Dans un dernier chapitre, Caroline Cintas et Olivier Desplebin font émerger le profil d’entrepreneur spirituel. Ils étudient pour ce faire le passage à la biodynamie de certaines exploitations viticoles, suscité par la pensée « anthroposophique » de Rudolf Steiner. Celle-ci « trouve ses bases dogmatiques dans le courant anthroposophique et se focalise sur la mise en valeur de savoirs intuitifs, ésotériques » pour l’agriculture. Les auteurs identifient dans le parcours entrepreneurial de trois vignerons l’importance du temps du processus, le rôle du collectif (partage de pratiques et de croyances, dit autrement d’une épistémologie) et la place centrale de la recherche de sens et d’harmonie. Dimensions épistémologique, psychologique et métaphysique s’entremêlent dans ces parcours entrepreneuriaux mettant la spiritualité au centre de l’action.

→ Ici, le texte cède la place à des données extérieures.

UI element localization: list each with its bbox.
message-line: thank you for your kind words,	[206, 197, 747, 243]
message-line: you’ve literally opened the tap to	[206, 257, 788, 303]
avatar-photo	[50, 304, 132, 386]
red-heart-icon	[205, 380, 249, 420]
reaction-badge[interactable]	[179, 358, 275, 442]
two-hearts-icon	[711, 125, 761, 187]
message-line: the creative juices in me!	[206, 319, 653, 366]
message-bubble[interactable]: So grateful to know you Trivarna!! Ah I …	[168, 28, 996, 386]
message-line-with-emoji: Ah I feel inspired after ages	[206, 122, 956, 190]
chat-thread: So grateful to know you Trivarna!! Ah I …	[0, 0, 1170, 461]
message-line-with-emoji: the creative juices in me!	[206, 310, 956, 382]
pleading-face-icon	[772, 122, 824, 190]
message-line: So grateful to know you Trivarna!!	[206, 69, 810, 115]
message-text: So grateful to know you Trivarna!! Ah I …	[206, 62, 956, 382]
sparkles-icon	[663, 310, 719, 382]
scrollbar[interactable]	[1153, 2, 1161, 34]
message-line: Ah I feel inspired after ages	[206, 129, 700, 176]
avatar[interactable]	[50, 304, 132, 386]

Cet ouvrage, original et audacieux, aura finalement atteint l’objectif proposé en introduction : démontrer la pertinence de se saisir des questions religieuses et spirituelles pour mieux comprendre le phénomène entrepreneurial. Les différentes études qui y figurent, tant par la diversité des thèmes abordés (accompagnement entrepreneurial, intention entrepreneuriale, entrepreneuriat social, etc.) que par la variété des méthodologies mises en oeuvre, en sont la meilleure preuve. Le prochain défi pour les chercheurs qui souhaitent s’emparer de ce sujet prometteur est sans nul doute de structurer et commencer à baliser ce qui sera peut-être une thématique centrale dans la recherche en entrepreneuriat. Le lecteur intéressé pourra consulter l’analyse du champ par Block, Fisch et Rehan (2020).